Ругаясь, Карташихин отправился за лыжей и, приладив ее, стал смотреть, куда ушел Хомутов.

Снег был такой сияющий, что глазам больно, и он довольно долго стоял, прикрыв их ладонью, пока рассмотрел на последнем крутом склоне маленькую черную фигурку.

- Эй, Мишка! - закричал он.

Но Мишка даже не обернулся.

- Вот черт!

Сердце у него стучало, пар замерз на спине, свитер встал дыбом, но он все-таки догнал Хомутова, и, добравшись до вершины, они пристроились между колоннами здания с подветренной стороны и стали палками сбивать лед с ремней и резины.

- Здорово, а?

- Здорово, - согласился Карташихин и стал смотреть вниз, присев на лыжи и обхватив колени руками.

Они поднимались с пологой стороны, там, где дорога заворачивала на гору большим плавным поворотом. На невысоких холмах, налево от дороги, видны были черные домики какой-то деревни.

По правую руку гора спускалась террасами, довольно крутыми, и купами шли по бокам кусты и небольшие деревья. Две статуи Александра Македонского, сдерживающего коней, такие же, как на мосту через Фонтанку, только поменьше и похуже, стояли на первой террасе, и на Александрах были высокие шапки из снега, а кони тощие, с грустными мордами и засыпанными снегом ноздрями.

И все, если зажмуриться, а потом посмотреть сразу, одним взглядом, было синее или белое, потому что во всем, даже и этих статуях, участвовали каким-то образом снег и небо.

- Мишка, - сказал вдруг Карташихин, - ты когда-нибудь был влюблен?

Хомутов хотел ответить шуткой, но посмотрел на товарища и удержался.
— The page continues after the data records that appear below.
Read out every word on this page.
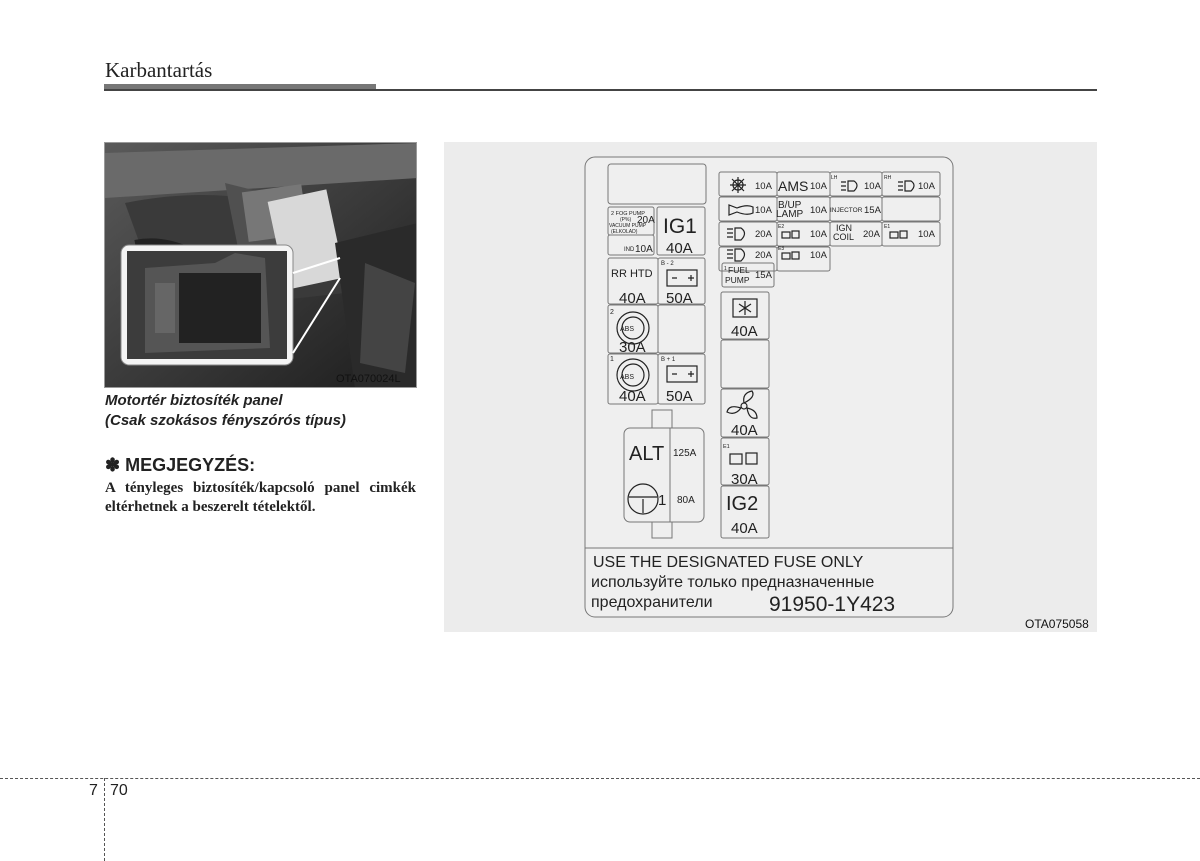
Karbantartás
OTA070024L
Motortér biztosíték panel
(Csak szokásos fényszórós típus)
✽ MEGJEGYZÉS:
A tényleges biztosíték/kapcsoló panel cimkék eltérhetnek a beszerelt tételektől.
2 FOG PUMP
(P%)
VACUUM PUMP
(ELKOLAD)
20A
IND 10A
IG1
40A
RR HTD
40A
B - 2
50A
2
ABS
30A
1
ABS
40A
B + 1
50A
ALT 125A
1 80A
10A AMS 10A
LH
10A
RH
10A
10A B/UP
LAMP 10A INJECTOR 15A
20A
E2
10A
IGN
COIL 20A
E1
10A
20A
E3
10A
1 FUEL
PUMP 15A
40A
40A
E1
30A
IG2
40A
USE THE DESIGNATED FUSE ONLY
используйте только предназначенные
предохранители	91950-1Y423
OTA075058
7 70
- Нет, брат, - сказал он неожиданно грустно, - на этот счет дело обстоит у меня значительно проще.

Они помолчали.

- Смотри-ка, здесь, должно быть, когда-нибудь сад был, - сказал Карташихин, заметив, что кусты вдоль террас идут правильными рядами.

- Ясно, был! А слабо по таким трамплинам съехать?

- Морду обдерешь.

- А пари, что не обдеру!

Карташихин посмотрел еще раз.

- Обдерешь, милый, что я с тобой потом делать буду?

Вместо ответа Хомутов вскочил и взял палки. Должно быть ему самому стало страшновато, потому что он постоял немного, похлопывая рукавицами и переваливаясь с лыжи на лыжу. И вдруг, подогнув колени, отвел палки назад, ухнул и полетел вниз.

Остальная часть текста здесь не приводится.